En pleine saison festivalière, Restons Sérieux se positionne en marge des géants qui ne programment que ce qui marche. Depuis quatre ans, ce festival « beau et bizarre » met en avant les musiques déviantes, à part. Celles qui dépassent du cadre, qui sont déconcertantes, impertinentes, effrontées, héritières évidentes de la culture punk. Les musiques qui ont du caractère, faites de bidouillage de logiciel, de micros qui crachent et de vieux synthés qui sonnent comme s’il leur manquait des pièces. Surtout, ce sont celles qui cassent l’ennui, qui font vivre une expérience sonore particulière, prolongée par des lives ou performances percutants.

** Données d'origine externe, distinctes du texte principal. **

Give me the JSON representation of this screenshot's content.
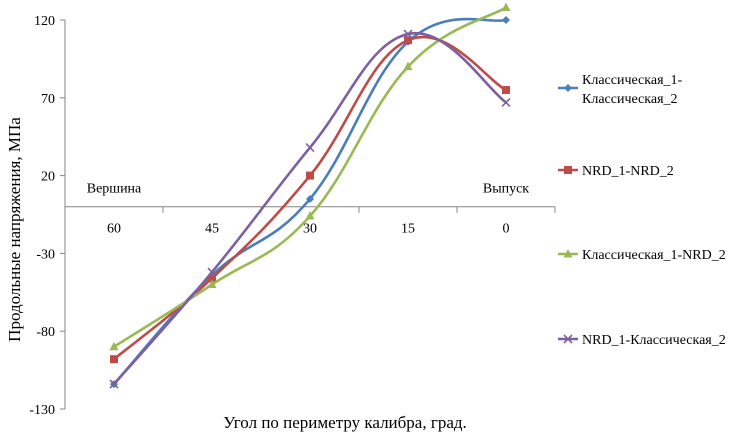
{
  "chart_data": {
    "type": "line",
    "title": "",
    "xlabel": "Угол по периметру калибра, град.",
    "ylabel": "Продольные напряжения, МПа",
    "x": [
      60,
      45,
      30,
      15,
      0
    ],
    "x_tick_labels": [
      "60",
      "45",
      "30",
      "15",
      "0"
    ],
    "xlim": [
      67.5,
      -7.5
    ],
    "ylim": [
      -130,
      120
    ],
    "y_ticks": [
      -130,
      -80,
      -30,
      20,
      70,
      120
    ],
    "y_tick_labels": [
      "-130",
      "-80",
      "-30",
      "20",
      "70",
      "120"
    ],
    "x_axis_crosses_y_at": 0,
    "grid": false,
    "legend_position": "right",
    "annotations": [
      {
        "text": "Вершина",
        "x": 60
      },
      {
        "text": "Выпуск",
        "x": 0
      }
    ],
    "series": [
      {
        "name": "Классическая_1-Классическая_2",
        "legend_lines": [
          "Классическая_1-",
          "Классическая_2"
        ],
        "color": "#4A7EBB",
        "marker": "diamond",
        "values": [
          -114,
          -44,
          5,
          106,
          120
        ]
      },
      {
        "name": "NRD_1-NRD_2",
        "legend_lines": [
          "NRD_1-NRD_2"
        ],
        "color": "#BE4B48",
        "marker": "square",
        "values": [
          -98,
          -46,
          20,
          107,
          75
        ]
      },
      {
        "name": "Классическая_1-NRD_2",
        "legend_lines": [
          "Классическая_1-NRD_2"
        ],
        "color": "#98B954",
        "marker": "triangle",
        "values": [
          -90,
          -50,
          -6,
          90,
          128
        ]
      },
      {
        "name": "NRD_1-Классическая_2",
        "legend_lines": [
          "NRD_1-Классическая_2"
        ],
        "color": "#7D60A0",
        "marker": "x",
        "values": [
          -114,
          -42,
          38,
          111,
          67
        ]
      }
    ]
  }
}
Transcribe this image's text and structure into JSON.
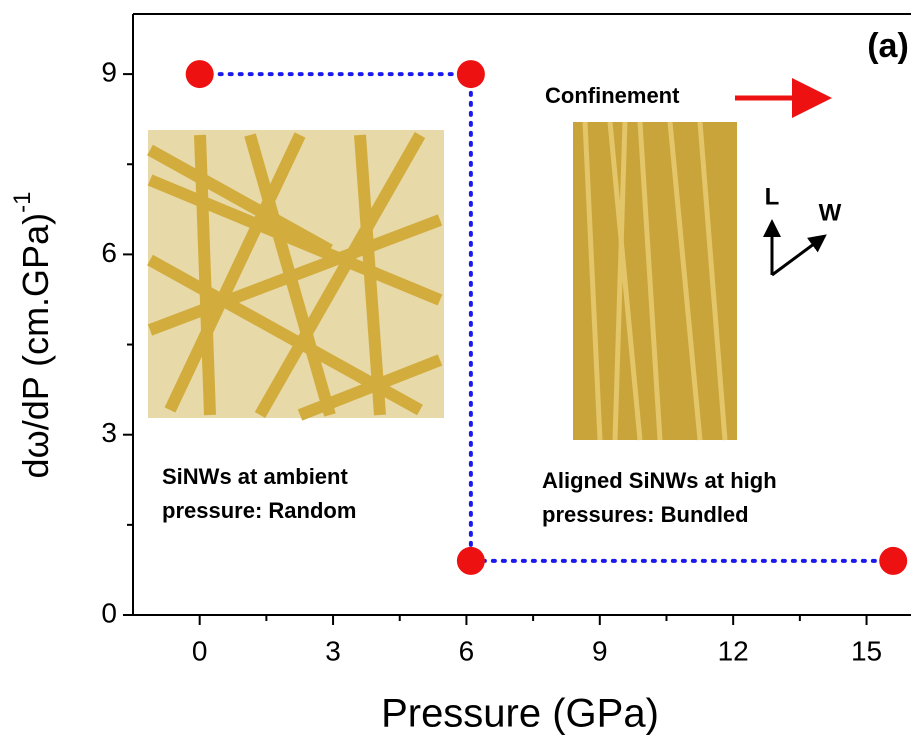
{
  "chart_data": {
    "type": "scatter",
    "xlabel": "Pressure (GPa)",
    "ylabel": "dω/dP (cm.GPa)",
    "ylabel_superscript": "-1",
    "x": [
      0,
      6.1,
      6.1,
      15.6
    ],
    "series": [
      {
        "color": "#ee1111",
        "line_color": "#1a1aee",
        "values": [
          9,
          9,
          0.9,
          0.9
        ]
      }
    ],
    "xlim": [
      -1.5,
      16
    ],
    "xticks": [
      0,
      3,
      6,
      9,
      12,
      15
    ],
    "ylim": [
      0,
      10
    ],
    "yticks": [
      0,
      3,
      6,
      9
    ],
    "annotations": {
      "panel": "(a)",
      "confinement": "Confinement",
      "left_caption": [
        "SiNWs at ambient",
        "pressure: Random"
      ],
      "right_caption": [
        "Aligned SiNWs at high",
        "pressures: Bundled"
      ],
      "axis_l": "L",
      "axis_w": "W"
    }
  }
}
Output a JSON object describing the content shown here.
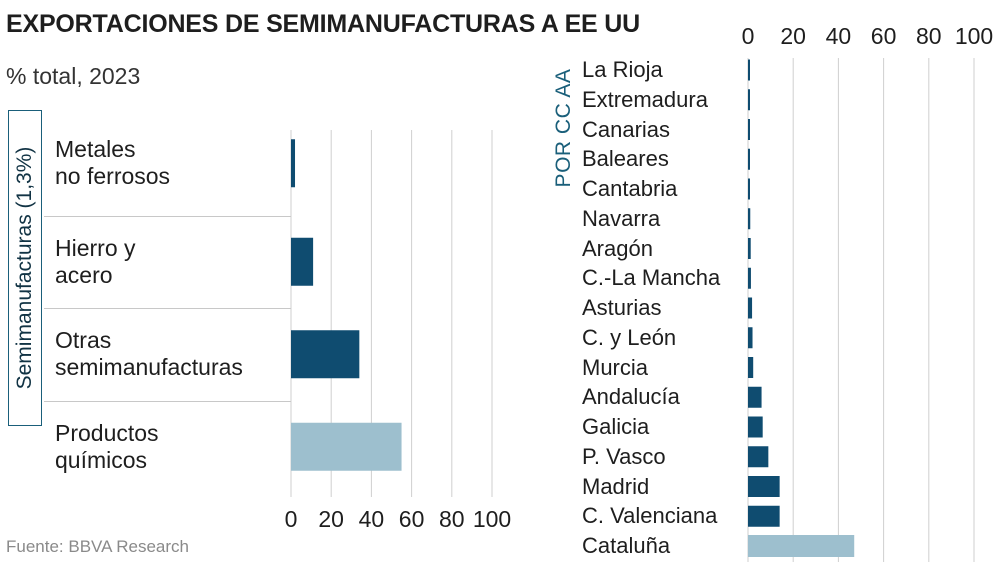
{
  "title": "EXPORTACIONES DE SEMIMANUFACTURAS A EE UU",
  "subtitle": "% total, 2023",
  "source": "Fuente: BBVA Research",
  "colors": {
    "dark": "#0f4c70",
    "light": "#9dbfce",
    "grid": "#cfcfcf",
    "accent": "#1a5f7a"
  },
  "chart_data": [
    {
      "type": "bar",
      "orientation": "horizontal",
      "group_label": "Semimanufacturas (1,3%)",
      "categories": [
        "Metales\nno ferrosos",
        "Hierro y\nacero",
        "Otras\nsemimanufacturas",
        "Productos\nquímicos"
      ],
      "values": [
        2,
        11,
        34,
        55
      ],
      "highlight": [
        false,
        false,
        false,
        true
      ],
      "xlim": [
        0,
        100
      ],
      "xticks": [
        "0",
        "20",
        "40",
        "60",
        "80",
        "100"
      ],
      "tick_values": [
        0,
        20,
        40,
        60,
        80,
        100
      ]
    },
    {
      "type": "bar",
      "orientation": "horizontal",
      "group_label": "POR CC AA",
      "categories": [
        "La Rioja",
        "Extremadura",
        "Canarias",
        "Baleares",
        "Cantabria",
        "Navarra",
        "Aragón",
        "C.-La Mancha",
        "Asturias",
        "C. y León",
        "Murcia",
        "Andalucía",
        "Galicia",
        "P. Vasco",
        "Madrid",
        "C. Valenciana",
        "Cataluña"
      ],
      "values": [
        0.3,
        0.5,
        0.5,
        0.6,
        0.8,
        1.0,
        1.2,
        1.3,
        1.8,
        2.0,
        2.3,
        6,
        6.5,
        9,
        14,
        14,
        47
      ],
      "highlight": [
        false,
        false,
        false,
        false,
        false,
        false,
        false,
        false,
        false,
        false,
        false,
        false,
        false,
        false,
        false,
        false,
        true
      ],
      "xlim": [
        0,
        100
      ],
      "xticks": [
        "0",
        "20",
        "40",
        "60",
        "80",
        "100"
      ],
      "tick_values": [
        0,
        20,
        40,
        60,
        80,
        100
      ]
    }
  ]
}
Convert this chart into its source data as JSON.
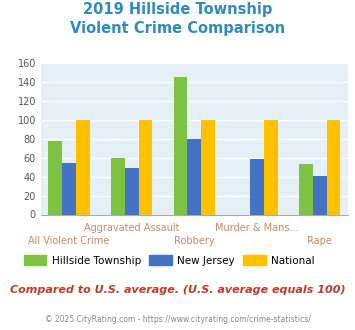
{
  "title_line1": "2019 Hillside Township",
  "title_line2": "Violent Crime Comparison",
  "categories": [
    "All Violent Crime",
    "Aggravated Assault",
    "Robbery",
    "Murder & Mans...",
    "Rape"
  ],
  "hillside": [
    77,
    60,
    145,
    0,
    53
  ],
  "new_jersey": [
    54,
    49,
    80,
    59,
    41
  ],
  "national": [
    100,
    100,
    100,
    100,
    100
  ],
  "colors": {
    "hillside": "#7dc242",
    "new_jersey": "#4472c4",
    "national": "#ffc000",
    "title": "#2e8bc0",
    "bg_plot": "#e4f0f6",
    "grid": "#ffffff",
    "label": "#c8896a",
    "text_compare": "#c0392b",
    "text_footer": "#888888"
  },
  "ylim": [
    0,
    160
  ],
  "yticks": [
    0,
    20,
    40,
    60,
    80,
    100,
    120,
    140,
    160
  ],
  "footnote": "Compared to U.S. average. (U.S. average equals 100)",
  "copyright": "© 2025 CityRating.com - https://www.cityrating.com/crime-statistics/"
}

Du garage tapageur au post-punk enténébré, cette année encore – du 9 au 13 juillet – Restons Sérieux réunit tout le meilleur de cette scène nationale bouillonnante au Supersonic. Pour vous guider dans les couloirs sombres de l’underground en VF, voici une sélection non exhaustive des weirdos les plus immanquables de la programmation.

Noir Boy George

Dérangeante, la musique de Noir Boy George fout mal à l’aise. Sur fond de synthés chancelants, deux âmes en peine chantent à propos de tout ce qu’il y a de plus sombre dans la vie, trouvant leur inspiration dans des joyeusetés comme l’ennui, la dépression, la solitude, ou dans les faits divers les plus morbides (coucou Véronique Courjault). Une cold wave à en dresser tous les poils du corps.

La Secte du Futur

Un pied dans l’an 3000, l’autre en pleine période Moyen-Âgeuse, le rock épique de La Secte du Futur est une véritable faille temporelle. Et pourtant, Wounded Princes dresse un portrait de la jeunesse d’aujourd’hui des plus éclatants. Amour, haine, espoir, désillusions  : tout y passe dans leur balades sentimentales et leurs hymnes gothiques, où pop lo-fi et influences black metal se côtoient naturellement. Une rencontre miraculeuse.

Les morts vont bien

Les morts vont bien sont les faiseurs d’un punk noise qui prend aux tripes, industriel et funèbre. La BO parfaite pour un remake de La famille Addams en version glauque augmentée. Les voix de cette messe noire, tantôt féminine et traînante, tantôt masculine et déchirante, se fondent avec les orgues glaçants et des guitares hostiles qui semblent sonner le glas et invoquer les morts.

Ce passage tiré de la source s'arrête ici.